As Political Ads Fearmonger on Crime, Victims Want Alternatives
Instead of co-opting victims’ voices, political candidates and elected officials should center them.
This piece is a commentary, part of The Appeal’s collection of opinion and analysis.
Crime has taken center stage in the final stretch of the midterm elections as candidates and super PACs flood the airwaves with hyperbolic and misleading attack ads designed to exploit voter fears.
Political campaigns have seized on this closing message a month after the release of the FBI’s annual crime data for 2021. These statistics were so incomplete that they couldn’t provide a reliable answer as to whether crime has remained level, decreased, or, as many of these ads have claimed, risen over the past two years. But the incomplete data picture did not dissuade political operatives from playing into fears about crime with incendiary, often racially charged messaging.

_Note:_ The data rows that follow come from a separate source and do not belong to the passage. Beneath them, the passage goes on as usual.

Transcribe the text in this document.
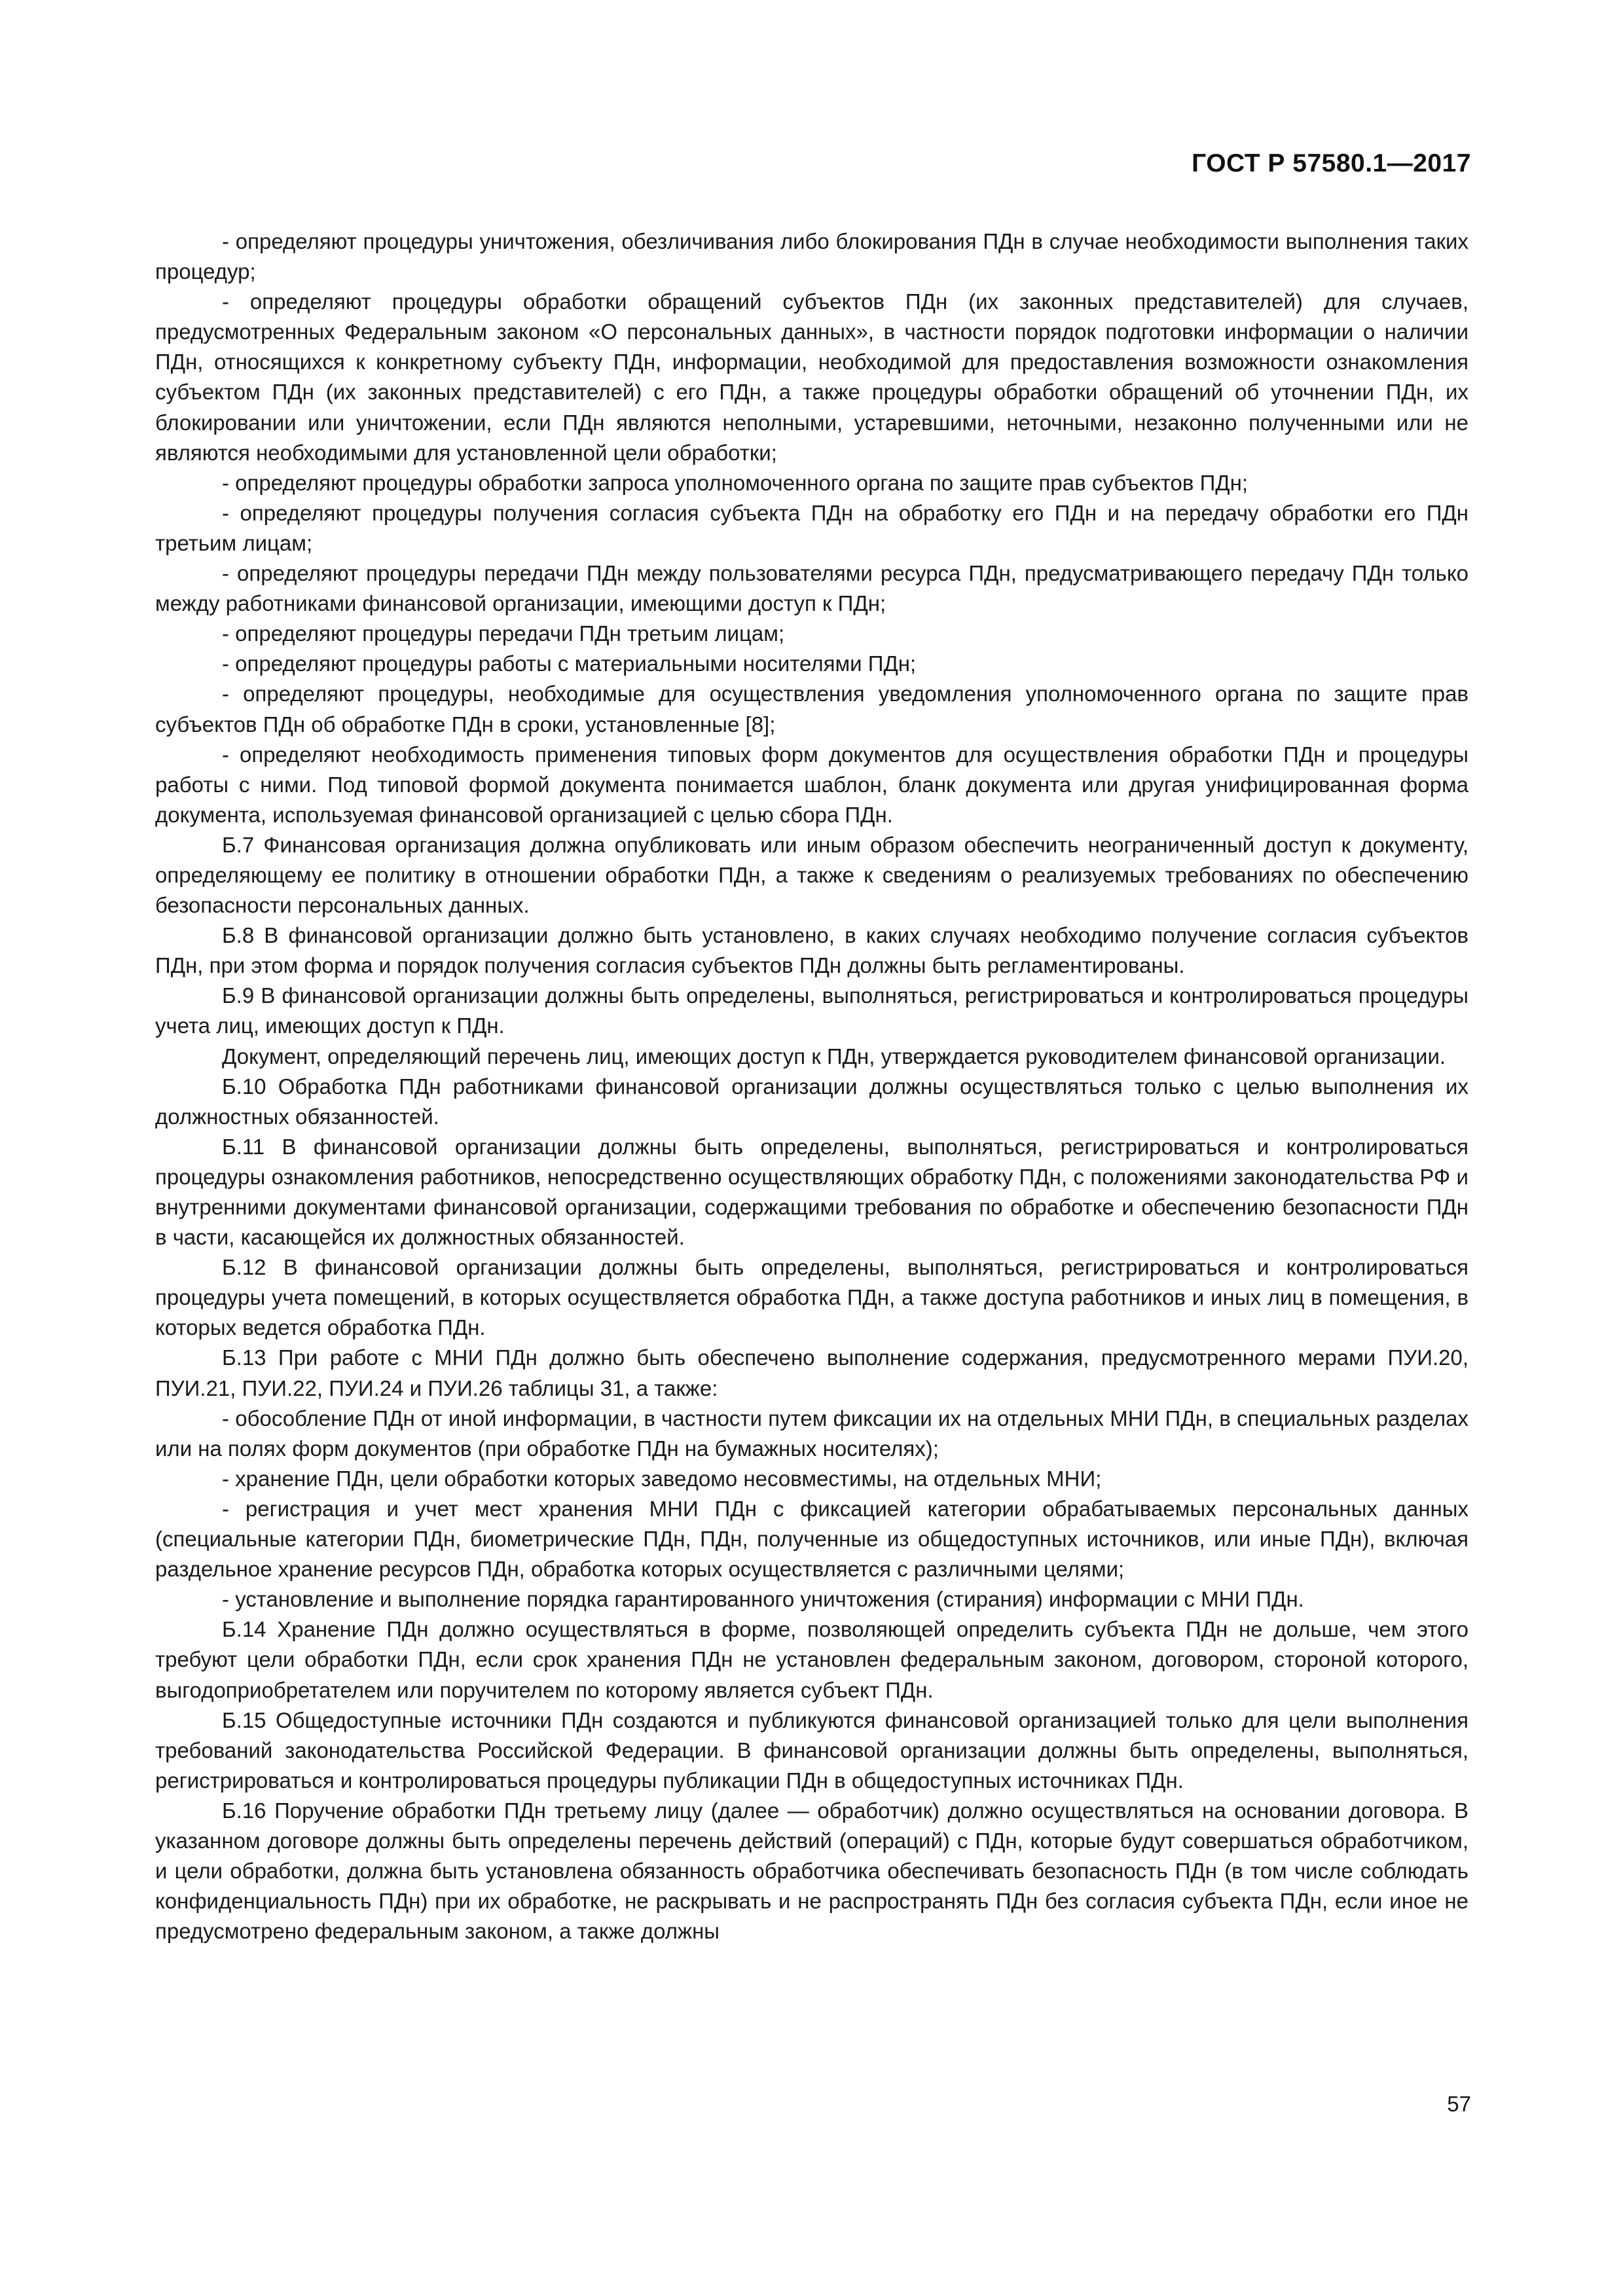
ГОСТ Р 57580.1—2017

- определяют процедуры уничтожения, обезличивания либо блокирования ПДн в случае необходимости выполнения таких процедур;

- определяют процедуры обработки обращений субъектов ПДн (их законных представителей) для случаев, предусмотренных Федеральным законом «О персональных данных», в частности порядок подготовки информации о наличии ПДн, относящихся к конкретному субъекту ПДн, информации, необходимой для предоставления возможности ознакомления субъектом ПДн (их законных представителей) с его ПДн, а также процедуры обработки обращений об уточнении ПДн, их блокировании или уничтожении, если ПДн являются неполными, устаревшими, неточными, незаконно полученными или не являются необходимыми для установленной цели обработки;

- определяют процедуры обработки запроса уполномоченного органа по защите прав субъектов ПДн;

- определяют процедуры получения согласия субъекта ПДн на обработку его ПДн и на передачу обработки его ПДн третьим лицам;

- определяют процедуры передачи ПДн между пользователями ресурса ПДн, предусматривающего передачу ПДн только между работниками финансовой организации, имеющими доступ к ПДн;

- определяют процедуры передачи ПДн третьим лицам;

- определяют процедуры работы с материальными носителями ПДн;

- определяют процедуры, необходимые для осуществления уведомления уполномоченного органа по защите прав субъектов ПДн об обработке ПДн в сроки, установленные [8];

- определяют необходимость применения типовых форм документов для осуществления обработки ПДн и процедуры работы с ними. Под типовой формой документа понимается шаблон, бланк документа или другая унифицированная форма документа, используемая финансовой организацией с целью сбора ПДн.

Б.7 Финансовая организация должна опубликовать или иным образом обеспечить неограниченный доступ к документу, определяющему ее политику в отношении обработки ПДн, а также к сведениям о реализуемых требованиях по обеспечению безопасности персональных данных.

Б.8 В финансовой организации должно быть установлено, в каких случаях необходимо получение согласия субъектов ПДн, при этом форма и порядок получения согласия субъектов ПДн должны быть регламентированы.

Б.9 В финансовой организации должны быть определены, выполняться, регистрироваться и контролироваться процедуры учета лиц, имеющих доступ к ПДн.

Документ, определяющий перечень лиц, имеющих доступ к ПДн, утверждается руководителем финансовой организации.

Б.10 Обработка ПДн работниками финансовой организации должны осуществляться только с целью выполнения их должностных обязанностей.

Б.11 В финансовой организации должны быть определены, выполняться, регистрироваться и контролироваться процедуры ознакомления работников, непосредственно осуществляющих обработку ПДн, с положениями законодательства РФ и внутренними документами финансовой организации, содержащими требования по обработке и обеспечению безопасности ПДн в части, касающейся их должностных обязанностей.

Б.12 В финансовой организации должны быть определены, выполняться, регистрироваться и контролироваться процедуры учета помещений, в которых осуществляется обработка ПДн, а также доступа работников и иных лиц в помещения, в которых ведется обработка ПДн.

Б.13 При работе с МНИ ПДн должно быть обеспечено выполнение содержания, предусмотренного мерами ПУИ.20, ПУИ.21, ПУИ.22, ПУИ.24 и ПУИ.26 таблицы 31, а также:

- обособление ПДн от иной информации, в частности путем фиксации их на отдельных МНИ ПДн, в специальных разделах или на полях форм документов (при обработке ПДн на бумажных носителях);

- хранение ПДн, цели обработки которых заведомо несовместимы, на отдельных МНИ;

- регистрация и учет мест хранения МНИ ПДн с фиксацией категории обрабатываемых персональных данных (специальные категории ПДн, биометрические ПДн, ПДн, полученные из общедоступных источников, или иные ПДн), включая раздельное хранение ресурсов ПДн, обработка которых осуществляется с различными целями;

- установление и выполнение порядка гарантированного уничтожения (стирания) информации с МНИ ПДн.

Б.14 Хранение ПДн должно осуществляться в форме, позволяющей определить субъекта ПДн не дольше, чем этого требуют цели обработки ПДн, если срок хранения ПДн не установлен федеральным законом, договором, стороной которого, выгодоприобретателем или поручителем по которому является субъект ПДн.

Б.15 Общедоступные источники ПДн создаются и публикуются финансовой организацией только для цели выполнения требований законодательства Российской Федерации. В финансовой организации должны быть определены, выполняться, регистрироваться и контролироваться процедуры публикации ПДн в общедоступных источниках ПДн.

Б.16 Поручение обработки ПДн третьему лицу (далее — обработчик) должно осуществляться на основании договора. В указанном договоре должны быть определены перечень действий (операций) с ПДн, которые будут совершаться обработчиком, и цели обработки, должна быть установлена обязанность обработчика обеспечивать безопасность ПДн (в том числе соблюдать конфиденциальность ПДн) при их обработке, не раскрывать и не распространять ПДн без согласия субъекта ПДн, если иное не предусмотрено федеральным законом, а также должны

57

The hyperpoliticization of crime—and the lack of reliable data in debates about crime—are not new dynamics. Today’s political attacks nod toward many of the same failed solutions bandied about in the 1980s and 1990s at the height of the fear-driven “tough on crime” era. And even when decision-makers have attempted to make more reasoned and good-faith attempts to look at data to drive policy, FBI crime statistics, our main data source, are fundamentally flawed. Focusing on these statistics fails to capture what’s most important and misdirects our nation’s safety strategies. Luckily, more insightful data that could lead to new safety solutions is available from an often-ignored source: crime victims.
FBI statistics provide two main data points: the number of crimes reported to law enforcement and the number of crime “clearances,” which is essentially how many cases resulted in arrests. These are important but alone tell us very little. For starters, more than half of crimes are never reported to law enforcement. Additionally, whether a crime is “cleared” tells us nothing about whether it was actually solved.
The even bigger missing piece of the puzzle is information about people and outcomes, particularly regarding those who have been hurt.
Last month, our organization, the Alliance for Safety and Justice, commissioned a national study of crime victims. Among its unnerving revelations: For the vast majority of victims, the justice system provides neither justice nor help in the aftermath of crime. Four out of five victims who reported a crime to law enforcement said the crime was not solved, and half described the justice system as unhelpful during the investigation.
The survey also revealed a shocking gap in the government’s capacity to help victims: 96 percent of victims of violent crime did not receive victim compensation. Nearly half of those who said they wanted to relocate for safety could not. It is no wonder that many people hurt by crime report they do not trust the legal system to protect or assist them. It should be a wake-up call for lawmakers, who for too long have relied on oversimplified FBI crime statistics to come up with oversimplified prescriptions, like more policing and harsher punishment.
When we listen to victims, they tell us that we actually need proactive and healing solutions to address cycles of crime and violence. Victims do not think more arrests and incarceration work as well as prevention and healing services, like mental health care, re-entry support, crisis assistance, rehabilitation, and trauma recovery.
These preferences align with a new crop of safety programs growing across the country. Community-based organizations that respond to victims’ needs, mediate conflicts, and reduce crises are expanding. Trauma recovery centers provide services to victims in dozens of cities, which help them overcome challenges like PTSD, housing instability, and revictimization. Re-entry programs can reduce rearrest rates, and community violence prevention programs are helping to reduce shootings in numerous cities.
So as you’re bombarded with a final round of fearmongering attack ads about crime, remember that they are just one extreme example of our broken approach to public safety. To chart a better path forward, our decision-makers must engage with the people who know firsthand just how deeply flawed the current system is. Instead of co-opting victims’ voices, political candidates and elected officials should center them.